Training problems with the TAO toolkit using Mask R-CNN

Dear Sir or Madam,

I am currently training sugarcane images collected in the field for detecting diseases on the leaves. A few details as requested are shown as follows.

• Hardware_T4
• Network Type_Mask_rcnn
• TLT Version:
Configuration of the TAO Toolkit Instance

dockers:
nvidia/tao/tao-toolkit-tf:
v3.22.05-tf1.15.5-py3:
docker_registry: nvcr.io
tasks:
1. augment
2. bpnet
3. classification
4. dssd
5. faster_rcnn
6. emotionnet
7. efficientdet
8. fpenet
9. gazenet
10. gesturenet
11. heartratenet
12. lprnet
13. mask_rcnn
14. multitask_classification
15. retinanet
16. ssd
17. unet
18. yolo_v3
19. yolo_v4
20. yolo_v4_tiny
21. converter
v3.22.05-tf1.15.4-py3:
docker_registry: nvcr.io
tasks:
1. detectnet_v2
nvidia/tao/tao-toolkit-pyt:
v3.22.05-py3:
docker_registry: nvcr.io
tasks:
1. speech_to_text
2. speech_to_text_citrinet
3. speech_to_text_conformer
4. action_recognition
5. pointpillars
6. pose_classification
7. spectro_gen
8. vocoder
v3.21.11-py3:
docker_registry: nvcr.io
tasks:
1. text_classification
2. question_answering
3. token_classification
4. intent_slot_classification
5. punctuation_and_capitalization
nvidia/tao/tao-toolkit-lm:
v3.22.05-py3:
docker_registry: nvcr.io
tasks:
1. n_gram
format_version: 2.0
toolkit_version: 3.22.05
published_date: 05/25/2022

• Training spec file (see attached
maskrcnn_train_resnet50.txt (2.1 KB)
)
• How to reproduce the issue ? (see attached
maskrcnn_sugarcane.ipynb (581.9 KB)
)

As you can see in the uploaded Jupyter notebook, when executing the training command, it shows the error ¨AssertionError: Results do not correspond to current coco set¨.

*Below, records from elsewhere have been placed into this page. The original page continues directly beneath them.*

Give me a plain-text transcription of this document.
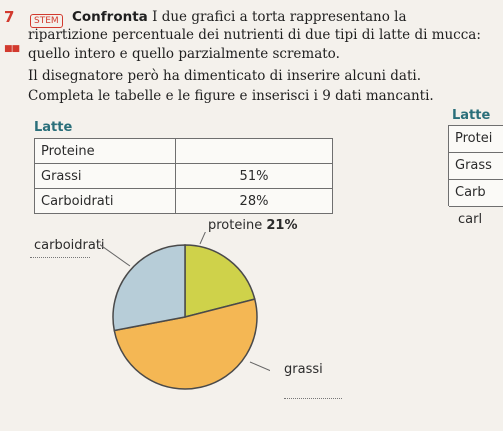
7	STEM
■■
Confronta I due grafici a torta rappresentano la
ripartizione percentuale dei nutrienti di due tipi di latte di mucca:
quello intero e quello parzialmente scremato.
Il disegnatore però ha dimenticato di inserire alcuni dati.
Completa le tabelle e le figure e inserisci i 9 dati mancanti.
Latte
Proteine	
Grassi	51%
Carboidrati	28%
Latte
Protei
Grass
Carb
carl
carboidrati
proteine 21%
grassi
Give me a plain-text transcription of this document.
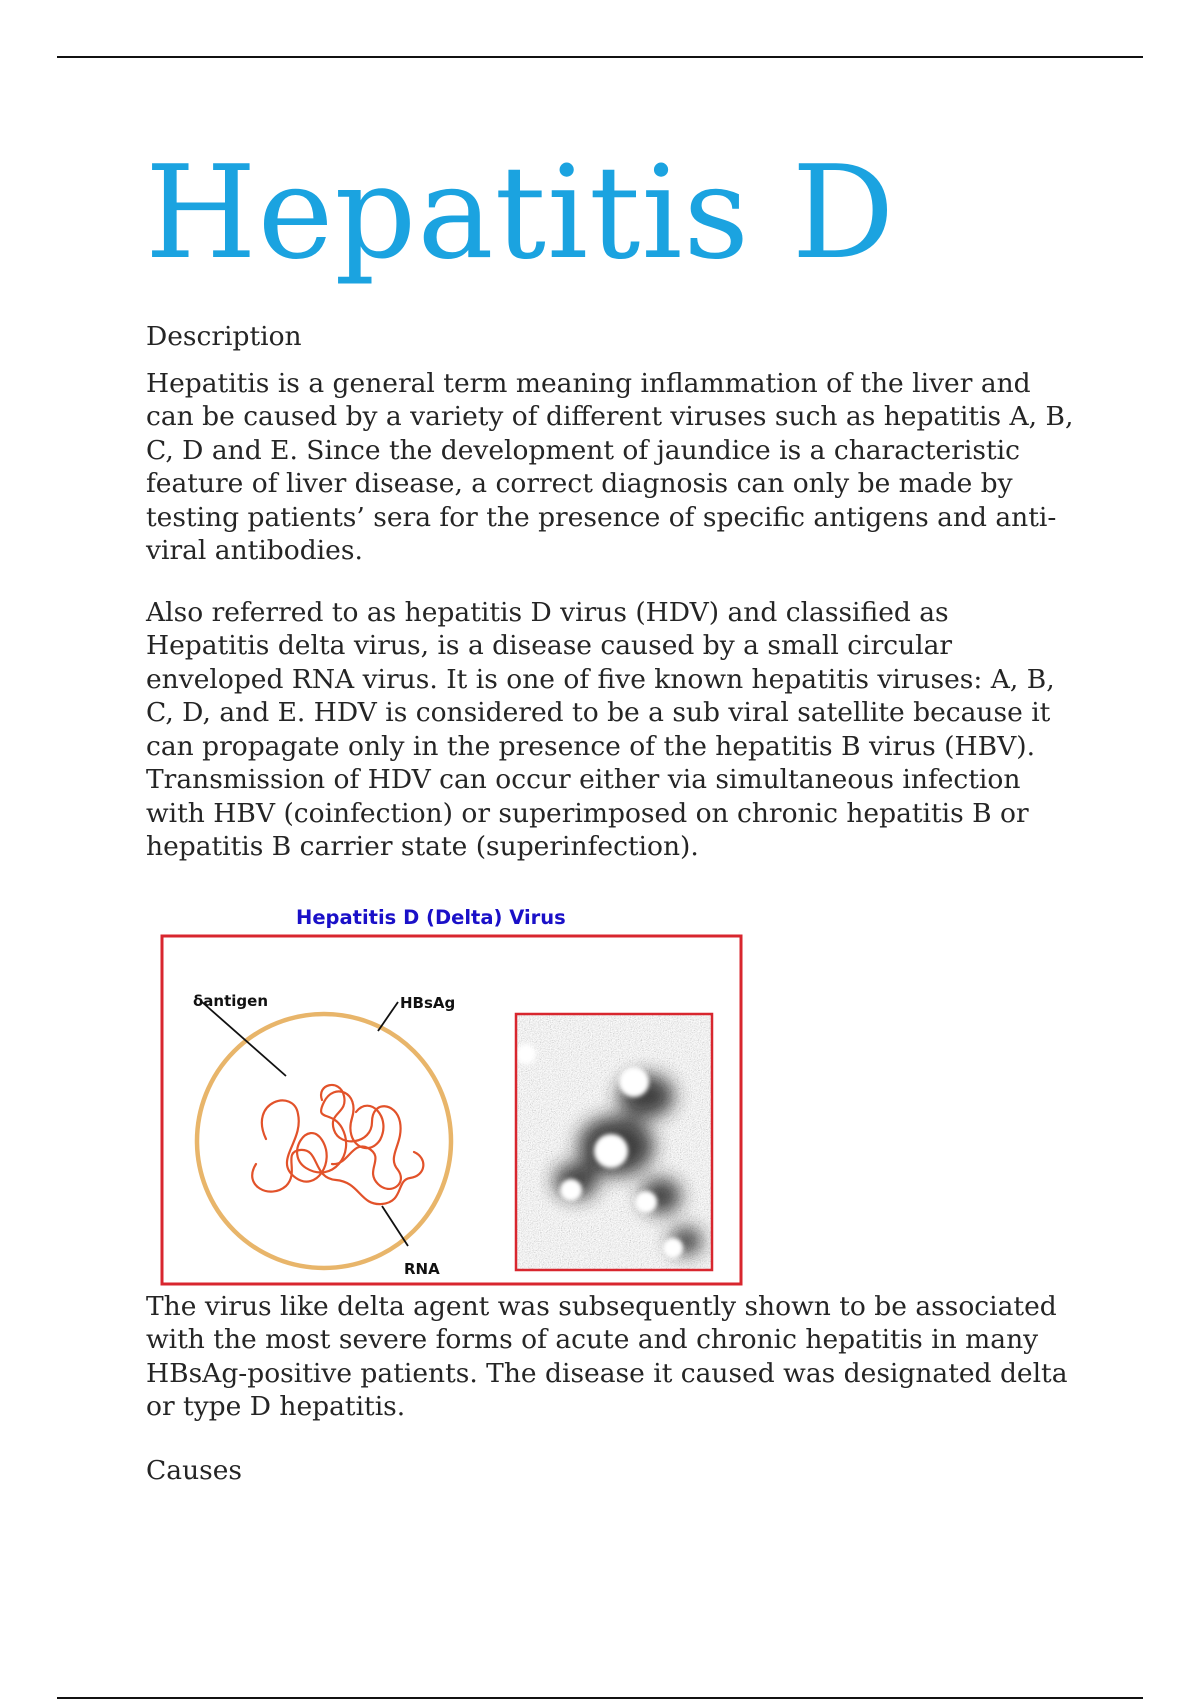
Hepatitis D

Description

Hepatitis is a general term meaning inflammation of the liver and can be caused by a variety of different viruses such as hepatitis A, B, C, D and E. Since the development of jaundice is a characteristic feature of liver disease, a correct diagnosis can only be made by testing patients’ sera for the presence of specific antigens and anti-viral antibodies.

Also referred to as hepatitis D virus (HDV) and classified as Hepatitis delta virus, is a disease caused by a small circular enveloped RNA virus. It is one of five known hepatitis viruses: A, B, C, D, and E. HDV is considered to be a sub viral satellite because it can propagate only in the presence of the hepatitis B virus (HBV). Transmission of HDV can occur either via simultaneous infection with HBV (coinfection) or superimposed on chronic hepatitis B or hepatitis B carrier state (superinfection).

Hepatitis D (Delta) Virus
δantigen	HBsAg
RNA

The virus like delta agent was subsequently shown to be associated with the most severe forms of acute and chronic hepatitis in many HBsAg-positive patients. The disease it caused was designated delta or type D hepatitis.

Causes
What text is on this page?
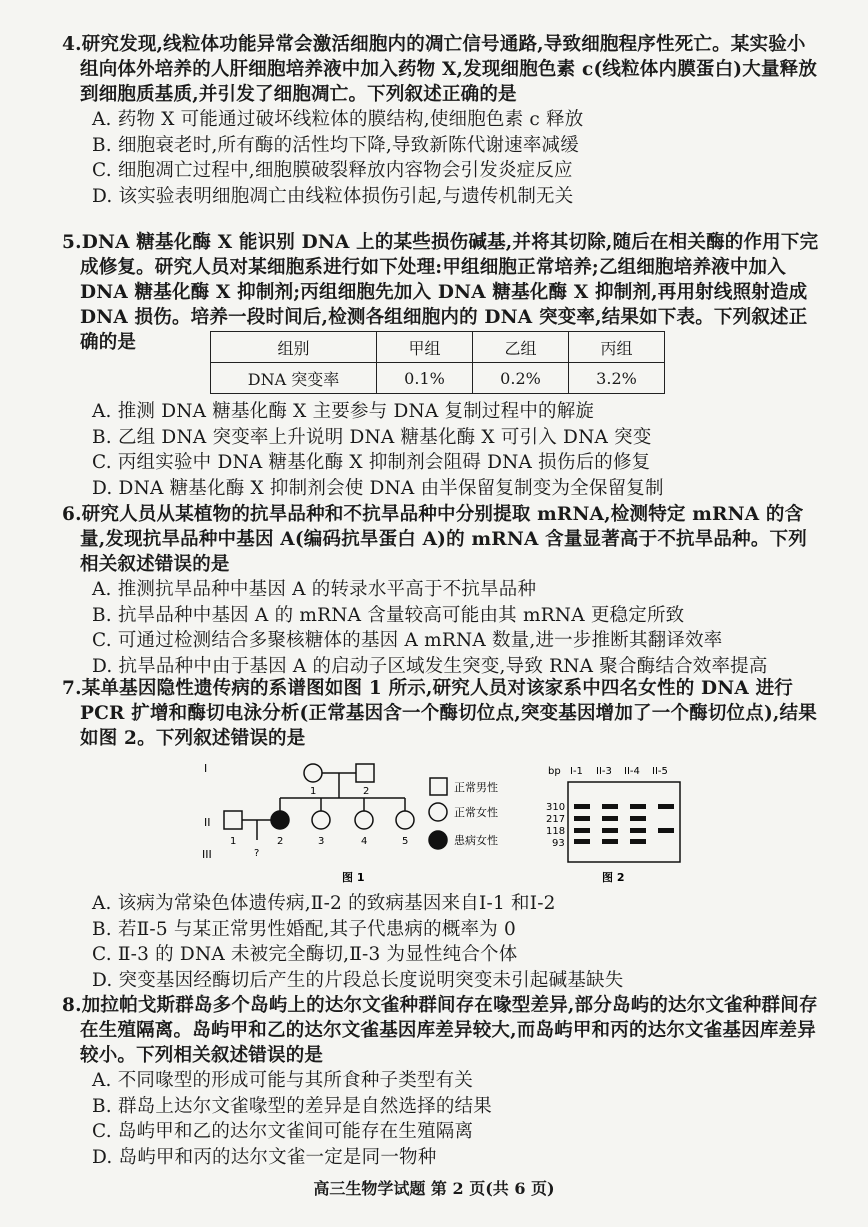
4.研究发现,线粒体功能异常会激活细胞内的凋亡信号通路,导致细胞程序性死亡。某实验小组向体外培养的人肝细胞培养液中加入药物 X,发现细胞色素 c(线粒体内膜蛋白)大量释放到细胞质基质,并引发了细胞凋亡。下列叙述正确的是
A. 药物 X 可能通过破坏线粒体的膜结构,使细胞色素 c 释放
B. 细胞衰老时,所有酶的活性均下降,导致新陈代谢速率减缓
C. 细胞凋亡过程中,细胞膜破裂释放内容物会引发炎症反应
D. 该实验表明细胞凋亡由线粒体损伤引起,与遗传机制无关
5.DNA 糖基化酶 X 能识别 DNA 上的某些损伤碱基,并将其切除,随后在相关酶的作用下完成修复。研究人员对某细胞系进行如下处理:甲组细胞正常培养;乙组细胞培养液中加入 DNA 糖基化酶 X 抑制剂;丙组细胞先加入 DNA 糖基化酶 X 抑制剂,再用射线照射造成 DNA 损伤。培养一段时间后,检测各组细胞内的 DNA 突变率,结果如下表。下列叙述正确的是	组别	甲组	乙组	丙组
DNA 突变率	0.1%	0.2%	3.2%
A. 推测 DNA 糖基化酶 X 主要参与 DNA 复制过程中的解旋
B. 乙组 DNA 突变率上升说明 DNA 糖基化酶 X 可引入 DNA 突变
C. 丙组实验中 DNA 糖基化酶 X 抑制剂会阻碍 DNA 损伤后的修复
D. DNA 糖基化酶 X 抑制剂会使 DNA 由半保留复制变为全保留复制
6.研究人员从某植物的抗旱品种和不抗旱品种中分别提取 mRNA,检测特定 mRNA 的含量,发现抗旱品种中基因 A(编码抗旱蛋白 A)的 mRNA 含量显著高于不抗旱品种。下列相关叙述错误的是
A. 推测抗旱品种中基因 A 的转录水平高于不抗旱品种
B. 抗旱品种中基因 A 的 mRNA 含量较高可能由其 mRNA 更稳定所致
C. 可通过检测结合多聚核糖体的基因 A mRNA 数量,进一步推断其翻译效率
D. 抗旱品种中由于基因 A 的启动子区域发生突变,导致 RNA 聚合酶结合效率提高
7.某单基因隐性遗传病的系谱图如图 1 所示,研究人员对该家系中四名女性的 DNA 进行 PCR 扩增和酶切电泳分析(正常基因含一个酶切位点,突变基因增加了一个酶切位点),结果如图 2。下列叙述错误的是
I
II
III
1	2
1	2	3	4	5
?
正常男性
正常女性
患病女性
图 1
bp I-1 II-3 II-4 II-5
310
217
118
93
图 2
A. 该病为常染色体遗传病,Ⅱ-2 的致病基因来自Ⅰ-1 和Ⅰ-2
B. 若Ⅱ-5 与某正常男性婚配,其子代患病的概率为 0
C. Ⅱ-3 的 DNA 未被完全酶切,Ⅱ-3 为显性纯合个体
D. 突变基因经酶切后产生的片段总长度说明突变未引起碱基缺失
8.加拉帕戈斯群岛多个岛屿上的达尔文雀种群间存在喙型差异,部分岛屿的达尔文雀种群间存在生殖隔离。岛屿甲和乙的达尔文雀基因库差异较大,而岛屿甲和丙的达尔文雀基因库差异较小。下列相关叙述错误的是
A. 不同喙型的形成可能与其所食种子类型有关
B. 群岛上达尔文雀喙型的差异是自然选择的结果
C. 岛屿甲和乙的达尔文雀间可能存在生殖隔离
D. 岛屿甲和丙的达尔文雀一定是同一物种
高三生物学试题 第 2 页(共 6 页)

This error always occurs no matter how I reorganise the data I have. I have confirmed that the dataset has the correct COCO format as I did a test in the Detectron2 and the training and interference were both successful.

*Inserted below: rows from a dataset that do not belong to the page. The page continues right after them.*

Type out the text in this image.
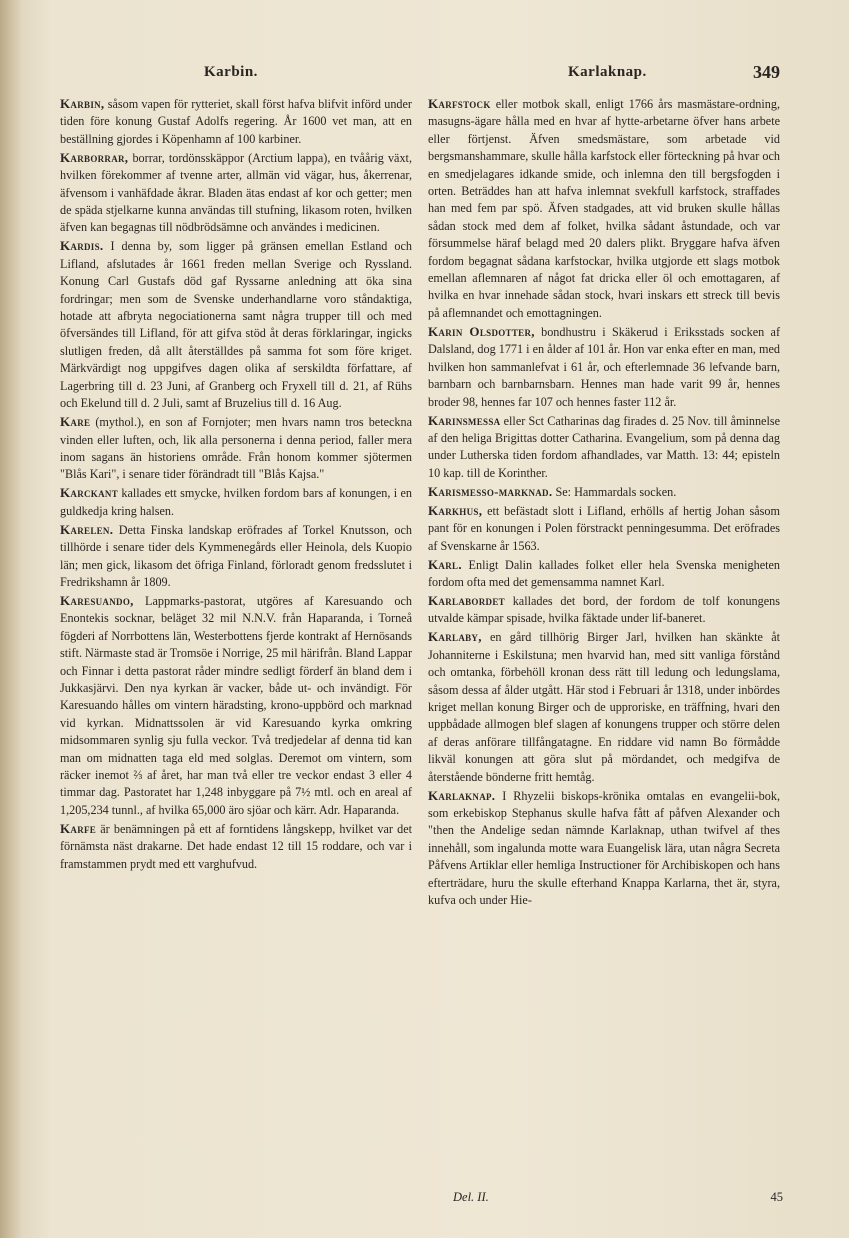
Karbin.	Karlaknap.	349

Karbin, såsom vapen för rytteriet, skall först hafva blifvit införd under tiden före konung Gustaf Adolfs regering. År 1600 vet man, att en beställning gjordes i Köpenhamn af 100 karbiner.

Karborrar, borrar, tordönsskäppor (Arctium lappa), en tvåårig växt, hvilken förekommer af tvenne arter, allmän vid vägar, hus, åkerrenar, äfvensom i vanhäfdade åkrar. Bladen ätas endast af kor och getter; men de späda stjelkarne kunna användas till stufning, likasom roten, hvilken äfven kan begagnas till nödbrödsämne och användes i medicinen.

Kardis. I denna by, som ligger på gränsen emellan Estland och Lifland, afslutades år 1661 freden mellan Sverige och Ryssland. Konung Carl Gustafs död gaf Ryssarne anledning att öka sina fordringar; men som de Svenske underhandlarne voro ståndaktiga, hotade att afbryta negociationerna samt några trupper till och med öfversändes till Lifland, för att gifva stöd åt deras förklaringar, ingicks slutligen freden, då allt återställdes på samma fot som före kriget. Märkvärdigt nog uppgifves dagen olika af serskildta författare, af Lagerbring till d. 23 Juni, af Granberg och Fryxell till d. 21, af Rühs och Ekelund till d. 2 Juli, samt af Bruzelius till d. 16 Aug.

Kare (mythol.), en son af Fornjoter; men hvars namn tros beteckna vinden eller luften, och, lik alla personerna i denna period, faller mera inom sagans än historiens område. Från honom kommer sjötermen "Blås Kari", i senare tider förändradt till "Blås Kajsa."

Karckant kallades ett smycke, hvilken fordom bars af konungen, i en guldkedja kring halsen.

Karelen. Detta Finska landskap eröfrades af Torkel Knutsson, och tillhörde i senare tider dels Kymmenegårds eller Heinola, dels Kuopio län; men gick, likasom det öfriga Finland, förloradt genom fredsslutet i Fredrikshamn år 1809.

Karesuando, Lappmarks-pastorat, utgöres af Karesuando och Enontekis socknar, beläget 32 mil N.N.V. från Haparanda, i Torneå fögderi af Norrbottens län, Westerbottens fjerde kontrakt af Hernösands stift. Närmaste stad är Tromsöe i Norrige, 25 mil härifrån. Bland Lappar och Finnar i detta pastorat råder mindre sedligt förderf än bland dem i Jukkasjärvi. Den nya kyrkan är vacker, både ut- och invändigt. För Karesuando hålles om vintern häradsting, krono-uppbörd och marknad vid kyrkan. Midnattssolen är vid Karesuando kyrka omkring midsommaren synlig sju fulla veckor. Två tredjedelar af denna tid kan man om midnatten taga eld med solglas. Deremot om vintern, som räcker inemot ⅔ af året, har man två eller tre veckor endast 3 eller 4 timmar dag. Pastoratet har 1,248 inbyggare på 7½ mtl. och en areal af 1,205,234 tunnl., af hvilka 65,000 äro sjöar och kärr. Adr. Haparanda.

Karfe är benämningen på ett af forntidens långskepp, hvilket var det förnämsta näst drakarne. Det hade endast 12 till 15 roddare, och var i framstammen prydt med ett varghufvud.

Karfstock eller motbok skall, enligt 1766 års masmästare-ordning, masugns-ägare hålla med en hvar af hytte-arbetarne öfver hans arbete eller förtjenst. Äfven smedsmästare, som arbetade vid bergsmanshammare, skulle hålla karfstock eller förteckning på hvar och en smedjelagares idkande smide, och inlemna den till bergsfogden i orten. Beträddes han att hafva inlemnat svekfull karfstock, straffades han med fem par spö. Äfven stadgades, att vid bruken skulle hållas sådan stock med dem af folket, hvilka sådant åstundade, och var försummelse häraf belagd med 20 dalers plikt. Bryggare hafva äfven fordom begagnat sådana karfstockar, hvilka utgjorde ett slags motbok emellan aflemnaren af något fat dricka eller öl och emottagaren, af hvilka en hvar innehade sådan stock, hvari inskars ett streck till bevis på aflemnandet och emottagningen.

Karin Olsdotter, bondhustru i Skäkerud i Eriksstads socken af Dalsland, dog 1771 i en ålder af 101 år. Hon var enka efter en man, med hvilken hon sammanlefvat i 61 år, och efterlemnade 36 lefvande barn, barnbarn och barnbarnsbarn. Hennes man hade varit 99 år, hennes broder 98, hennes far 107 och hennes faster 112 år.

Karinsmessa eller Sct Catharinas dag firades d. 25 Nov. till åminnelse af den heliga Brigittas dotter Catharina. Evangelium, som på denna dag under Lutherska tiden fordom afhandlades, var Matth. 13: 44; episteln 10 kap. till de Korinther.

Karismesso-marknad. Se: Hammardals socken.

Karkhus, ett befästadt slott i Lifland, erhölls af hertig Johan såsom pant för en konungen i Polen förstrackt penningesumma. Det eröfrades af Svenskarne år 1563.

Karl. Enligt Dalin kallades folket eller hela Svenska menigheten fordom ofta med det gemensamma namnet Karl.

Karlabordet kallades det bord, der fordom de tolf konungens utvalde kämpar spisade, hvilka fäktade under lif-baneret.

Karlaby, en gård tillhörig Birger Jarl, hvilken han skänkte åt Johanniterne i Eskilstuna; men hvarvid han, med sitt vanliga förstånd och omtanka, förbehöll kronan dess rätt till ledung och ledungslama, såsom dessa af ålder utgått. Här stod i Februari år 1318, under inbördes kriget mellan konung Birger och de upproriske, en träffning, hvari den uppbådade allmogen blef slagen af konungens trupper och större delen af deras anförare tillfångatagne. En riddare vid namn Bo förmådde likväl konungen att göra slut på mördandet, och medgifva de återstående bönderne fritt hemtåg.

Karlaknap. I Rhyzelii biskops-krönika omtalas en evangelii-bok, som erkebiskop Stephanus skulle hafva fått af påfven Alexander och "then the Andelige sedan nämnde Karlaknap, uthan twifvel af thes innehåll, som ingalunda motte wara Euangelisk lära, utan några Secreta Påfvens Artiklar eller hemliga Instructioner för Archibiskopen och hans efterträdare, huru the skulle efterhand Knappa Karlarna, thet är, styra, kufva och under Hie-

Del. II.	45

I have also checked the class names and their sequence of the training set, which match those of the validation set.

Please help have a look and it will be great if I can use TAO to make a successful training.

Can you run default notebook successfully?

For the error

AssertionError: Results do not correspond to current coco set

See AssertionError: Results do not correspond to current coco set · Issue #1570 · facebookresearch/detectron2 · GitHub ,
the predicted image ids do not match the original image ids.

Thanks for your reply.

The default notebook was run successfully on the COCO dataset.

I have looked at the link you provided as well as a few others before this post. I see that it may be the image id mismatch problem. I have tried many different methods but I still got the same error. Could you indicate how I can solve it?

Thanks.

Can you use only one tfrecord and retry?

More, how many classes in your dataset? Did you set (class + 1) in num_classes ?

Yeah, I can try one tfrecord and retry later. The number of classes has been processed with the plus-one approach as you mentioned.

Hello @JiahongZhao Do you still need support for this topic? Or shall we close it?

Yes, I do need help with this topic. The problem is not solved and I will update my progress later. Thanks.